Taking centre stage in The Post is living legend Meryl Streep who effortlessly walks into the role of Katherine ‘Kay’ Graham, herself another legendary powerful woman who served as the publisher of her family’s newspaper, and an American Institution, The Washington Post. However, her greatest triumph is still some time away and here Kay is still essentially trying to find herself as she recovers from the recent loss of her husband, and is facing mounting pressures as she takes her company public. The last thing she needs is to manage a potential crisis that could upset the established political order and call into question the actions of the Nixon government. But that’s of course where she finds herself.
It’s in this situation, where her leadership is being called into question that Streep really shines as she showcases the slowly burning fire that leads Graham to triumph. Streep’s performance is very reserved and business-like and she keeps a veneer of tranquillity which makes her very hard to read, but it is clear that in private she is wrestling with some very big issues. Gradually as the film progresses she slowly addresses the crisis, waiting until she has all the facts to make a stand and challenge the status quo.
Standing beside Streep in The Post is another screen legend, Tom Hanks, who is full of dogged determination as Ben Bradlee, the energetic and charismatic editor of The Washington Post who wants to do everything in his power to release the story of The Pentagon Papers.
Streep and Hanks make an interesting pair as Graham and Bradlee on screen and the two of them each bring a different perspective to how the release of this epic and challenging story should be released through the Post. They compliment each other brilliantly, but Hanks understands his role as Bradlee and while he is a very pushy character you sense that whatever decision Graham makes he will stand by it.
One could almost be forgiven for forgetting that The Post is, in fact, a Steven Spielberg film. This is such in keeping with the incredible performances from both Streep and Hanks that you forget to think about the Spielberg’s acting as a director. But this is not to say that he does not do a terrific job, on the contrary, his ability to keep his audiences attention focused squarely on the situation that they find themselves in. The Post is not an overly stylized film and Speilberg plays it very straight. Through this, your attention never wanders from the decisions that are facing Graham and Bradley and the film is all the more gripping for it.

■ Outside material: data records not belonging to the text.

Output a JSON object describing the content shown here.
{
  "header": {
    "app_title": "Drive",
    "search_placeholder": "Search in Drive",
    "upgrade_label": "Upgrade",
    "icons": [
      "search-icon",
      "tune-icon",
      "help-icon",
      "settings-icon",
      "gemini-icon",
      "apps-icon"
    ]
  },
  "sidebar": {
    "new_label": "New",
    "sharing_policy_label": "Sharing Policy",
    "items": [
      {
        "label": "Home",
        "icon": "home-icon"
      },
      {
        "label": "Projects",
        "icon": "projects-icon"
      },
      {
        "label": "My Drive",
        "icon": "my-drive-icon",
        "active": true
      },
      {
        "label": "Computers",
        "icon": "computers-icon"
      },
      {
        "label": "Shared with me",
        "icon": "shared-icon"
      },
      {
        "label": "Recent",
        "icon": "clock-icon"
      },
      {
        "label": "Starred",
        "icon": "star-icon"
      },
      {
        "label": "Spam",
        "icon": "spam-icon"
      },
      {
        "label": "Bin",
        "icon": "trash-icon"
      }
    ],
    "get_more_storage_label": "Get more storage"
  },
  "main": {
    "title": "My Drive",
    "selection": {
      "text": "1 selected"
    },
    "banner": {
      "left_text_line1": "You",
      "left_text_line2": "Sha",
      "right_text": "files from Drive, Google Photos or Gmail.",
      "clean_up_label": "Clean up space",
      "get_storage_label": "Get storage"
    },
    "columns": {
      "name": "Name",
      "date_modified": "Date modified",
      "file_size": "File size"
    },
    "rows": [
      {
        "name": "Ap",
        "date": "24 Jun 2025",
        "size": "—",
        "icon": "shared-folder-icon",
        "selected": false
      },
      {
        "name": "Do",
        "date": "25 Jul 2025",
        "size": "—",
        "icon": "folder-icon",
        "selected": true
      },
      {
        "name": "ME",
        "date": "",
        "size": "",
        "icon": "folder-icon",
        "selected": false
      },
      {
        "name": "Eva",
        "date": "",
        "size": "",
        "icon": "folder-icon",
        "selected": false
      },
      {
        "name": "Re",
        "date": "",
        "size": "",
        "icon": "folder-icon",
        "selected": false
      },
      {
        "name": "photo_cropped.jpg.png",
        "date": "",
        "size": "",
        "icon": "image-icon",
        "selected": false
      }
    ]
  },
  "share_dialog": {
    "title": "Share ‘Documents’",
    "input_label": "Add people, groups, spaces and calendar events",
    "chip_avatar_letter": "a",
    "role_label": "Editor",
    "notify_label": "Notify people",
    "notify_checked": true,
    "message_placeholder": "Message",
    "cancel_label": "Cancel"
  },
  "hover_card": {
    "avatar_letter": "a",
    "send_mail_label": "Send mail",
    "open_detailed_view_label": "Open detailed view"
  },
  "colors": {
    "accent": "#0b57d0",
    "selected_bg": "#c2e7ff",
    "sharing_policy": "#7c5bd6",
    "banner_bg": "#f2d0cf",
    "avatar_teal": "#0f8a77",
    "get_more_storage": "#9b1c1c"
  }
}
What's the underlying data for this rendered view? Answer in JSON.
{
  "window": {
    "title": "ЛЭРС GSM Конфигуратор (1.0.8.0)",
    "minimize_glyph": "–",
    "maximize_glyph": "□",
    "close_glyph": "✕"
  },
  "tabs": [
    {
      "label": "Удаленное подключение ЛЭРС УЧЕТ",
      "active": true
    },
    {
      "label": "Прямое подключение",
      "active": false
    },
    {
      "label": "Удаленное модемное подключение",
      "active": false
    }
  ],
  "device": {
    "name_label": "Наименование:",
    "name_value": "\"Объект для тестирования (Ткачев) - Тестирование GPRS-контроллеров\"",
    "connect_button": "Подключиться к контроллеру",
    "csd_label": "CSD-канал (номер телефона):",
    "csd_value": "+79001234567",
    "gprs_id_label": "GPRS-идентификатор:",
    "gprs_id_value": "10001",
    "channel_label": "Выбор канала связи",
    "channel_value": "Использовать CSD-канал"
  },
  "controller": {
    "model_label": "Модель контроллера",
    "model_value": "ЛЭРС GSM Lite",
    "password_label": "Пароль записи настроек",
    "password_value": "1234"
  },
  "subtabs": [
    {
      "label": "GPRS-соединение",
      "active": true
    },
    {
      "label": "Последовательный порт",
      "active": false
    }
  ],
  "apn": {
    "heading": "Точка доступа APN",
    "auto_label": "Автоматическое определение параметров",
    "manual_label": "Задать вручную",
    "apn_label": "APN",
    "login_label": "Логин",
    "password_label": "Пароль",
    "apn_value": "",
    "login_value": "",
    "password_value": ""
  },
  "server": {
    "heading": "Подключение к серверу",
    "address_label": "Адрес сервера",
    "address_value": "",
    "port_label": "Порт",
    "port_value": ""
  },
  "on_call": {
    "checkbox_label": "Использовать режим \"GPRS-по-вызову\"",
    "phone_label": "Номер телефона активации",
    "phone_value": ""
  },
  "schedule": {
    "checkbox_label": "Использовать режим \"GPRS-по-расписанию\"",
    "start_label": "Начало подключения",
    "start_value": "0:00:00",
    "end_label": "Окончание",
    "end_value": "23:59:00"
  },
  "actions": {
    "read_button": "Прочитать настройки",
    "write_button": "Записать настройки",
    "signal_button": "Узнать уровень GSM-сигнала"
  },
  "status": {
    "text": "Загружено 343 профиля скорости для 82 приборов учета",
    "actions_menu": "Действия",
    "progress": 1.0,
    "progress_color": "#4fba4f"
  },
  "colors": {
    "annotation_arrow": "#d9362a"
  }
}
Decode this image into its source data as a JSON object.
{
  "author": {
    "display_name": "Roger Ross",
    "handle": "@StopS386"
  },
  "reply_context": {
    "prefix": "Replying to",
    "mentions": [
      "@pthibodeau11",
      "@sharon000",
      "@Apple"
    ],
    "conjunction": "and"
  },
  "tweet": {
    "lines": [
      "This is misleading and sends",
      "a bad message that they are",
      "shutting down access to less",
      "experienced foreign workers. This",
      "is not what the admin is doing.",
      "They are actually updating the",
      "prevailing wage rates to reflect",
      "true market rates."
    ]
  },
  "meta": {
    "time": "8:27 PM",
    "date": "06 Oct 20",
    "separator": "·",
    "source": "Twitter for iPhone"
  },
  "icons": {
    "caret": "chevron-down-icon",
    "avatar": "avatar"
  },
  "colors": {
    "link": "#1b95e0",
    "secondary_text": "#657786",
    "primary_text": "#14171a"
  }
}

The Post is also an incredibly important film that champions the power of the free press and its role in holding government and other higher powers to accountability. It’s production and release is a very timely event, especially in the wake of America’s rocky political standing and the era of ‘fake news’ and specially targeted media that is now used to shape a person’s opinion and beliefs. Speilberg makes a real effort to highlight how important our free media is and that we should never take it for granted. His is a message that the media is a space where one can have a powerful voice and that with good guidance and the right people the press can, in fact, make a difference for all of society.
The Post is an extremely powerful film and one that’s gripping story and powerful performances command your attention from its very first frame. It’s essential viewing in the times that we live in and audiences would do well to watch it.